Salário mínimo e fundo eleitoral

O governo confirmou que o salário mínimo de 2026 será de R$ 1.621, representando reajuste de aproximadamente 6,68% sobre os R$ 1.518 atuais. O valor é R$ 10 menor que a estimativa original do projeto. Para o ano eleitoral, foi programado Fundo Eleitoral de cerca de R$ 5 bilhões, valor que supera a proposta inicial da equipe econômica, que projetava até R$ 1 bilhão. Esse dinheiro público financiará as campanhas eleitorais de outubro.

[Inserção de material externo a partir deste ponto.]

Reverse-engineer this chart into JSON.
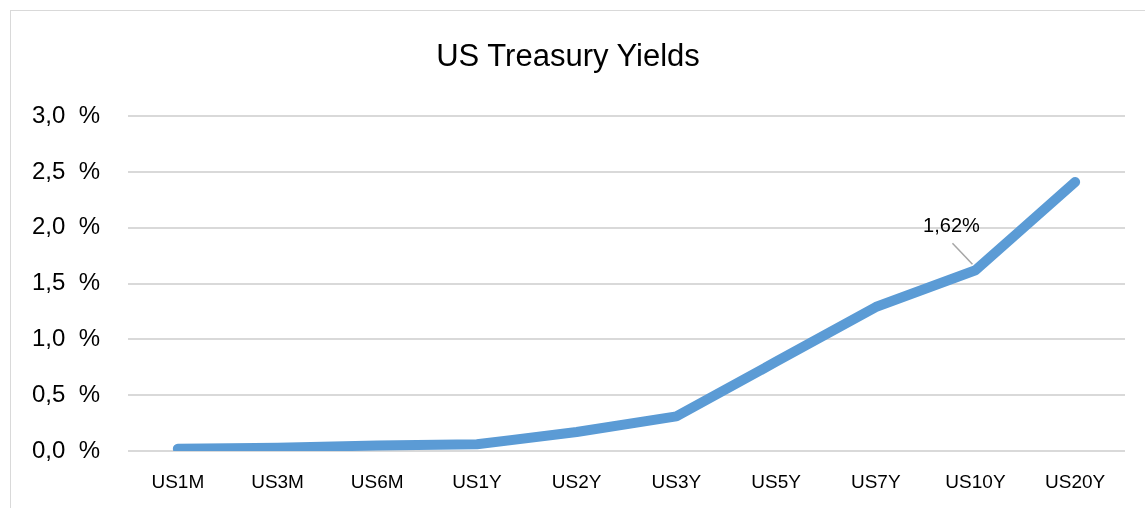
{
  "chart_data": {
    "type": "line",
    "title": "US Treasury Yields",
    "categories": [
      "US1M",
      "US3M",
      "US6M",
      "US1Y",
      "US2Y",
      "US3Y",
      "US5Y",
      "US7Y",
      "US10Y",
      "US20Y"
    ],
    "series": [
      {
        "color": "#5b9bd5",
        "values": [
          0.02,
          0.03,
          0.05,
          0.06,
          0.17,
          0.31,
          0.8,
          1.29,
          1.62,
          2.41
        ],
        "value_labels": [
          null,
          null,
          null,
          null,
          null,
          null,
          null,
          null,
          "1,62%",
          null
        ]
      }
    ],
    "ylim": [
      0,
      3
    ],
    "yticks": [
      {
        "value": 0,
        "label": "0,0  %"
      },
      {
        "value": 0.5,
        "label": "0,5  %"
      },
      {
        "value": 1,
        "label": "1,0  %"
      },
      {
        "value": 1.5,
        "label": "1,5  %"
      },
      {
        "value": 2,
        "label": "2,0  %"
      },
      {
        "value": 2.5,
        "label": "2,5  %"
      },
      {
        "value": 3,
        "label": "3,0  %"
      }
    ],
    "grid": "y",
    "legend": false,
    "marker": "none",
    "line_style": "solid"
  }
}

Ajustes nas áreas prioritárias

A aplicação em saúde está projetada em R$ 254,9 bilhões, total de R$ 7,4 bilhões acima do mínimo constitucional. Com as emendas parlamentares, alguns ministérios obtiveram mais recursos, como o da Integração e Desenvolvimento Regional, que passou de R$ 6,1 bilhões para R$ 12,7 bilhões. Já o Ministério da Previdência Social teve redução de R$ 6 bilhões. As emendas parlamentares somam R$ 50 bilhões, além de outros R$ 11 bilhões incorporados nos orçamentos dos ministérios.

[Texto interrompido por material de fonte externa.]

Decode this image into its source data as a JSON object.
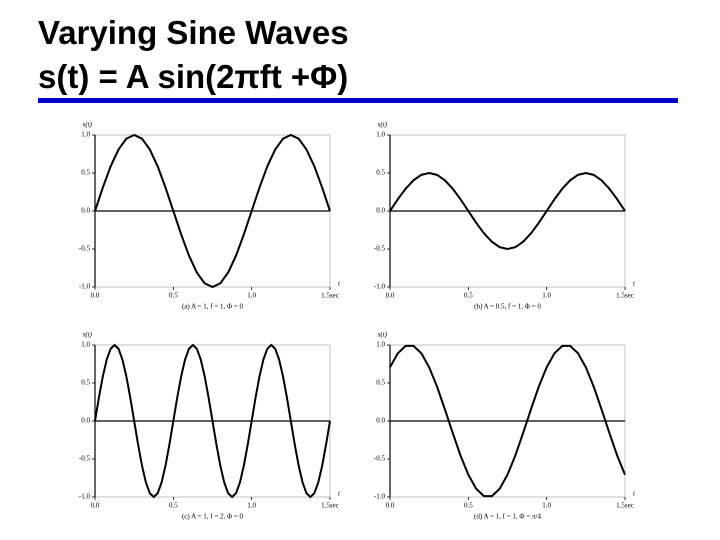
{
  "title": "Varying Sine Waves",
  "formula": "s(t) = A sin(2πft +Φ)",
  "chart_data": [
    {
      "type": "line",
      "caption": "(a) A = 1, f = 1, Φ = 0",
      "y_label": "s(t)",
      "x_label": "t",
      "color": "#000000",
      "x": [
        0,
        0.05,
        0.1,
        0.15,
        0.2,
        0.25,
        0.3,
        0.35,
        0.4,
        0.45,
        0.5,
        0.55,
        0.6,
        0.65,
        0.7,
        0.75,
        0.8,
        0.85,
        0.9,
        0.95,
        1,
        1.05,
        1.1,
        1.15,
        1.2,
        1.25,
        1.3,
        1.35,
        1.4,
        1.45,
        1.5
      ],
      "values": [
        0,
        0.309,
        0.588,
        0.809,
        0.951,
        1,
        0.951,
        0.809,
        0.588,
        0.309,
        0,
        -0.309,
        -0.588,
        -0.809,
        -0.951,
        -1,
        -0.951,
        -0.809,
        -0.588,
        -0.309,
        0,
        0.309,
        0.588,
        0.809,
        0.951,
        1,
        0.951,
        0.809,
        0.588,
        0.309,
        0
      ],
      "xlim": [
        0,
        1.5
      ],
      "ylim": [
        -1,
        1
      ],
      "xticks": [
        {
          "value": 0,
          "label": "0.0"
        },
        0.5,
        {
          "value": 1,
          "label": "1.0"
        },
        {
          "value": 1.5,
          "label": "1.5sec"
        }
      ],
      "yticks": [
        {
          "value": 1,
          "label": "1.0"
        },
        0.5,
        {
          "value": 0,
          "label": "0.0"
        },
        -0.5,
        {
          "value": -1,
          "label": "-1.0"
        }
      ]
    },
    {
      "type": "line",
      "caption": "(b) A = 0.5, f = 1, Φ = 0",
      "y_label": "s(t)",
      "x_label": "t",
      "color": "#000000",
      "x": [
        0,
        0.05,
        0.1,
        0.15,
        0.2,
        0.25,
        0.3,
        0.35,
        0.4,
        0.45,
        0.5,
        0.55,
        0.6,
        0.65,
        0.7,
        0.75,
        0.8,
        0.85,
        0.9,
        0.95,
        1,
        1.05,
        1.1,
        1.15,
        1.2,
        1.25,
        1.3,
        1.35,
        1.4,
        1.45,
        1.5
      ],
      "values": [
        0,
        0.1545,
        0.294,
        0.4045,
        0.4755,
        0.5,
        0.4755,
        0.4045,
        0.294,
        0.1545,
        0,
        -0.1545,
        -0.294,
        -0.4045,
        -0.4755,
        -0.5,
        -0.4755,
        -0.4045,
        -0.294,
        -0.1545,
        0,
        0.1545,
        0.294,
        0.4045,
        0.4755,
        0.5,
        0.4755,
        0.4045,
        0.294,
        0.1545,
        0
      ],
      "xlim": [
        0,
        1.5
      ],
      "ylim": [
        -1,
        1
      ],
      "xticks": [
        {
          "value": 0,
          "label": "0.0"
        },
        0.5,
        {
          "value": 1,
          "label": "1.0"
        },
        {
          "value": 1.5,
          "label": "1.5sec"
        }
      ],
      "yticks": [
        {
          "value": 1,
          "label": "1.0"
        },
        0.5,
        {
          "value": 0,
          "label": "0.0"
        },
        -0.5,
        {
          "value": -1,
          "label": "-1.0"
        }
      ]
    },
    {
      "type": "line",
      "caption": "(c) A = 1, f = 2, Φ = 0",
      "y_label": "s(t)",
      "x_label": "t",
      "color": "#000000",
      "x": [
        0,
        0.025,
        0.05,
        0.075,
        0.1,
        0.125,
        0.15,
        0.175,
        0.2,
        0.225,
        0.25,
        0.275,
        0.3,
        0.325,
        0.35,
        0.375,
        0.4,
        0.425,
        0.45,
        0.475,
        0.5,
        0.525,
        0.55,
        0.575,
        0.6,
        0.625,
        0.65,
        0.675,
        0.7,
        0.725,
        0.75,
        0.775,
        0.8,
        0.825,
        0.85,
        0.875,
        0.9,
        0.925,
        0.95,
        0.975,
        1,
        1.025,
        1.05,
        1.075,
        1.1,
        1.125,
        1.15,
        1.175,
        1.2,
        1.225,
        1.25,
        1.275,
        1.3,
        1.325,
        1.35,
        1.375,
        1.4,
        1.425,
        1.45,
        1.475,
        1.5
      ],
      "values": [
        0,
        0.309,
        0.588,
        0.809,
        0.951,
        1,
        0.951,
        0.809,
        0.588,
        0.309,
        0,
        -0.309,
        -0.588,
        -0.809,
        -0.951,
        -1,
        -0.951,
        -0.809,
        -0.588,
        -0.309,
        0,
        0.309,
        0.588,
        0.809,
        0.951,
        1,
        0.951,
        0.809,
        0.588,
        0.309,
        0,
        -0.309,
        -0.588,
        -0.809,
        -0.951,
        -1,
        -0.951,
        -0.809,
        -0.588,
        -0.309,
        0,
        0.309,
        0.588,
        0.809,
        0.951,
        1,
        0.951,
        0.809,
        0.588,
        0.309,
        0,
        -0.309,
        -0.588,
        -0.809,
        -0.951,
        -1,
        -0.951,
        -0.809,
        -0.588,
        -0.309,
        0
      ],
      "xlim": [
        0,
        1.5
      ],
      "ylim": [
        -1,
        1
      ],
      "xticks": [
        {
          "value": 0,
          "label": "0.0"
        },
        0.5,
        {
          "value": 1,
          "label": "1.0"
        },
        {
          "value": 1.5,
          "label": "1.5sec"
        }
      ],
      "yticks": [
        {
          "value": 1,
          "label": "1.0"
        },
        0.5,
        {
          "value": 0,
          "label": "0.0"
        },
        -0.5,
        {
          "value": -1,
          "label": "-1.0"
        }
      ]
    },
    {
      "type": "line",
      "caption": "(d) A = 1, f = 1, Φ = π/4",
      "y_label": "s(t)",
      "x_label": "t",
      "color": "#000000",
      "x": [
        0,
        0.05,
        0.1,
        0.15,
        0.2,
        0.25,
        0.3,
        0.35,
        0.4,
        0.45,
        0.5,
        0.55,
        0.6,
        0.65,
        0.7,
        0.75,
        0.8,
        0.85,
        0.9,
        0.95,
        1,
        1.05,
        1.1,
        1.15,
        1.2,
        1.25,
        1.3,
        1.35,
        1.4,
        1.45,
        1.5
      ],
      "values": [
        0.707,
        0.891,
        0.988,
        0.988,
        0.891,
        0.707,
        0.454,
        0.156,
        -0.156,
        -0.454,
        -0.707,
        -0.891,
        -0.988,
        -0.988,
        -0.891,
        -0.707,
        -0.454,
        -0.156,
        0.156,
        0.454,
        0.707,
        0.891,
        0.988,
        0.988,
        0.891,
        0.707,
        0.454,
        0.156,
        -0.156,
        -0.454,
        -0.707
      ],
      "xlim": [
        0,
        1.5
      ],
      "ylim": [
        -1,
        1
      ],
      "xticks": [
        {
          "value": 0,
          "label": "0.0"
        },
        0.5,
        {
          "value": 1,
          "label": "1.0"
        },
        {
          "value": 1.5,
          "label": "1.5sec"
        }
      ],
      "yticks": [
        {
          "value": 1,
          "label": "1.0"
        },
        0.5,
        {
          "value": 0,
          "label": "0.0"
        },
        -0.5,
        {
          "value": -1,
          "label": "-1.0"
        }
      ]
    }
  ]
}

Consenso político em ano desafiador

O presidente da Comissão Mista de Orçamento, senador Efraim Filho, afirmou que a aprovação representou consenso nacional, com divergência de poucos parlamentares. Apenas as bancadas do Novo na Câmara e no Senado votaram contra. O orçamento trabalha com crescimento econômico de 2,44%, inflação de 3,6% e taxa de juros de 12,5%. Por ser ano eleitoral, mais da metade do dinheiro das emendas deverá ser liberada até junho em cumprimento à legislação vigente.